My experiments with foundation models, VLMs and 3D vision. I'll start by attempting to implement parts of the FindAnything paper, where VLM-derived features allow to query a 3D model/representation for semantic/object information.
The system proposed in FindAnything comprises several modules: SLAM/state-estimation, mapping, segmentation+VLM feature estimation, tracking, merging/fusion, and robot control/planning.

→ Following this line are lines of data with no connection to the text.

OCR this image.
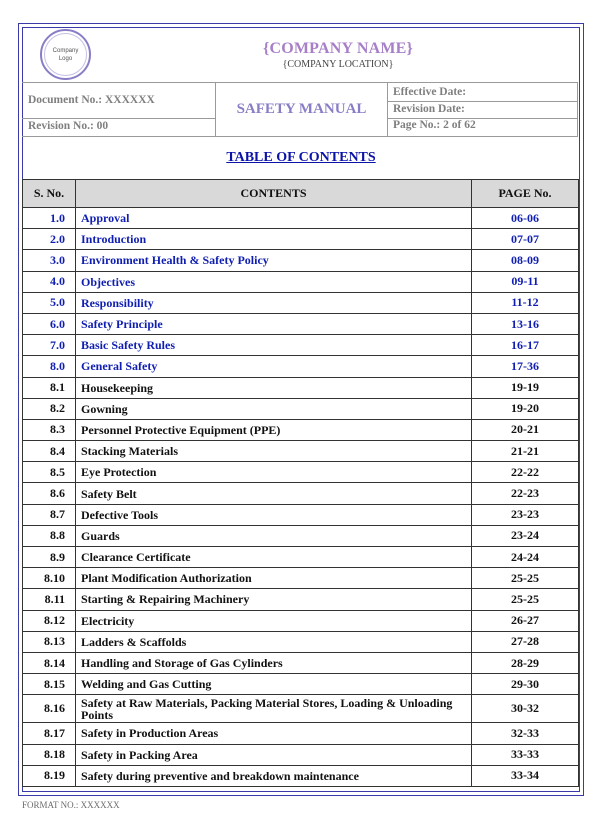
Company
Logo
{COMPANY NAME}
{COMPANY LOCATION}
Document No.: XXXXXX
Revision No.: 00
SAFETY MANUAL
Effective Date:
Revision Date:
Page No.: 2 of 62
TABLE OF CONTENTS
S. No.	CONTENTS	PAGE No.
1.0	Approval	06-06
2.0	Introduction	07-07
3.0	Environment Health & Safety Policy	08-09
4.0	Objectives	09-11
5.0	Responsibility	11-12
6.0	Safety Principle	13-16
7.0	Basic Safety Rules	16-17
8.0	General Safety	17-36
8.1	Housekeeping	19-19
8.2	Gowning	19-20
8.3	Personnel Protective Equipment (PPE)	20-21
8.4	Stacking Materials	21-21
8.5	Eye Protection	22-22
8.6	Safety Belt	22-23
8.7	Defective Tools	23-23
8.8	Guards	23-24
8.9	Clearance Certificate	24-24
8.10	Plant Modification Authorization	25-25
8.11	Starting & Repairing Machinery	25-25
8.12	Electricity	26-27
8.13	Ladders & Scaffolds	27-28
8.14	Handling and Storage of Gas Cylinders	28-29
8.15	Welding and Gas Cutting	29-30
8.16	Safety at Raw Materials, Packing Material Stores, Loading & Unloading Points	30-32
8.17	Safety in Production Areas	32-33
8.18	Safety in Packing Area	33-33
8.19	Safety during preventive and breakdown maintenance	33-34
FORMAT NO.: XXXXXX
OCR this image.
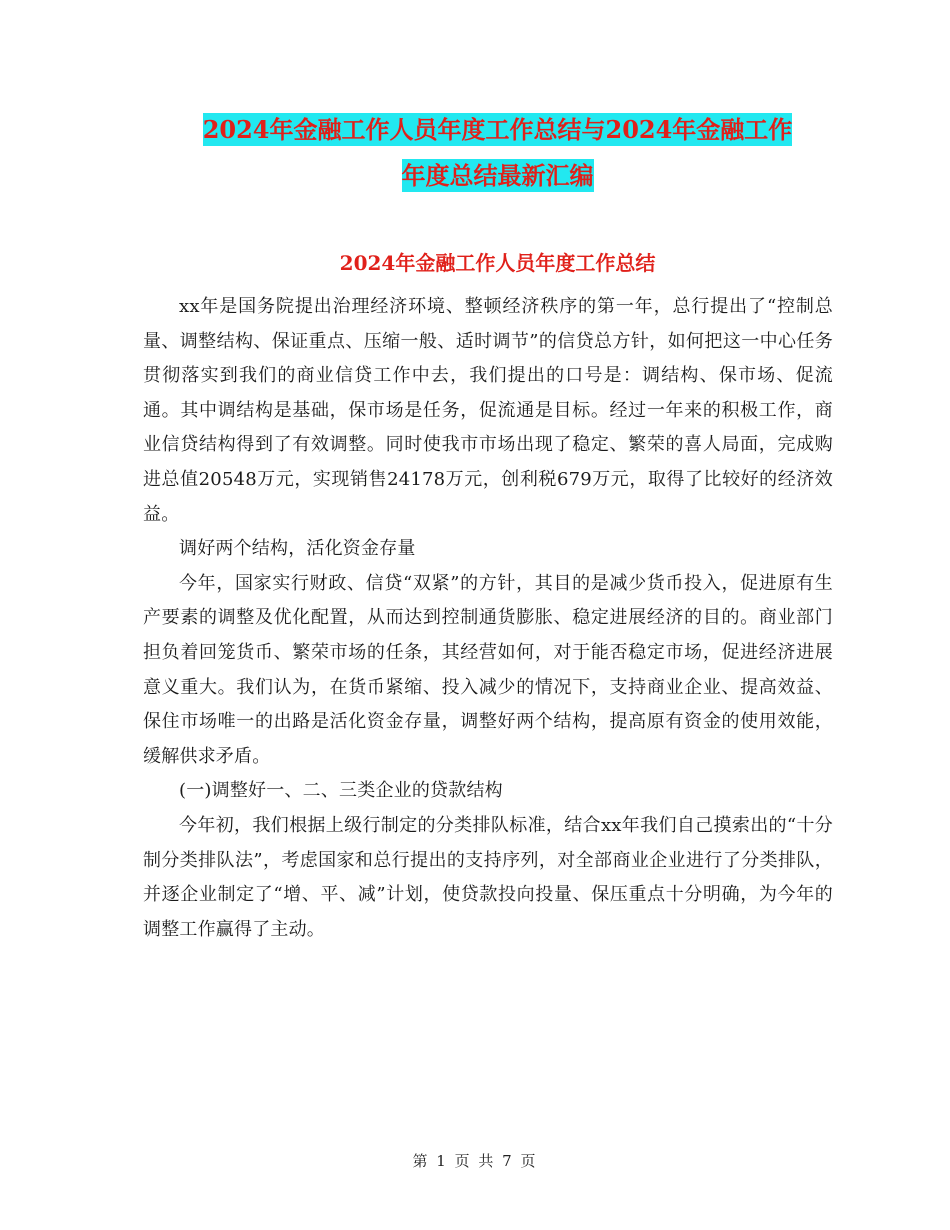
2024年金融工作人员年度工作总结与2024年金融工作
年度总结最新汇编
2024年金融工作人员年度工作总结

xx年是国务院提出治理经济环境、整顿经济秩序的第一年，总行提出了“控制总量、调整结构、保证重点、压缩一般、适时调节”的信贷总方针，如何把这一中心任务贯彻落实到我们的商业信贷工作中去，我们提出的口号是：调结构、保市场、促流通。其中调结构是基础，保市场是任务，促流通是目标。经过一年来的积极工作，商业信贷结构得到了有效调整。同时使我市市场出现了稳定、繁荣的喜人局面，完成购进总值20548万元，实现销售24178万元，创利税679万元，取得了比较好的经济效益。

调好两个结构，活化资金存量

今年，国家实行财政、信贷“双紧”的方针，其目的是减少货币投入，促进原有生产要素的调整及优化配置，从而达到控制通货膨胀、稳定进展经济的目的。商业部门担负着回笼货币、繁荣市场的任条，其经营如何，对于能否稳定市场，促进经济进展意义重大。我们认为，在货币紧缩、投入减少的情况下，支持商业企业、提高效益、保住市场唯一的出路是活化资金存量，调整好两个结构，提高原有资金的使用效能，缓解供求矛盾。

(一)调整好一、二、三类企业的贷款结构

今年初，我们根据上级行制定的分类排队标准，结合xx年我们自己摸索出的“十分制分类排队法”，考虑国家和总行提出的支持序列，对全部商业企业进行了分类排队，并逐企业制定了“增、平、减”计划，使贷款投向投量、保压重点十分明确，为今年的调整工作赢得了主动。

第 1 页 共 7 页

I'll first attempt the "mapping" submodule as shown in the green box below:

I'll assume we have some imagery with depth maps and RGB images. I will also assume we have pose and camera information for projection/mapping of image data into 3D space. For the sake of experimentation, I'll use the TUM RGB-D dataset, see here. In particular, the notebook mapping.ipynb uses rgbd_dataset_freiburg1_desk2:

The software needed for running eSAM, CLIP, Open3D and some other basic things in requirements.txt, so create your virtual environment (conda, venv, etc) and:
# install curl and wget if needed, they are used to get model checkpoints
# create dev environment
conda create -n FindAnything python==3.10.18
conda activate FindAnything
# prep the environment via the Makefile
# cd into the root of the repo and
make
The code above will: 1) install dev packages from requirements.txt, 2) Install CLIP and eTAM, and 3) Download the eTAM checkpoints
Note: I'm running ubuntu 24.04 with an NVIDIA 3080 and 560.35.05 driver, i.e., cuda 12 compatible.
For now, check out the notebooks but first pull the submodules
git submodule init
git submodule update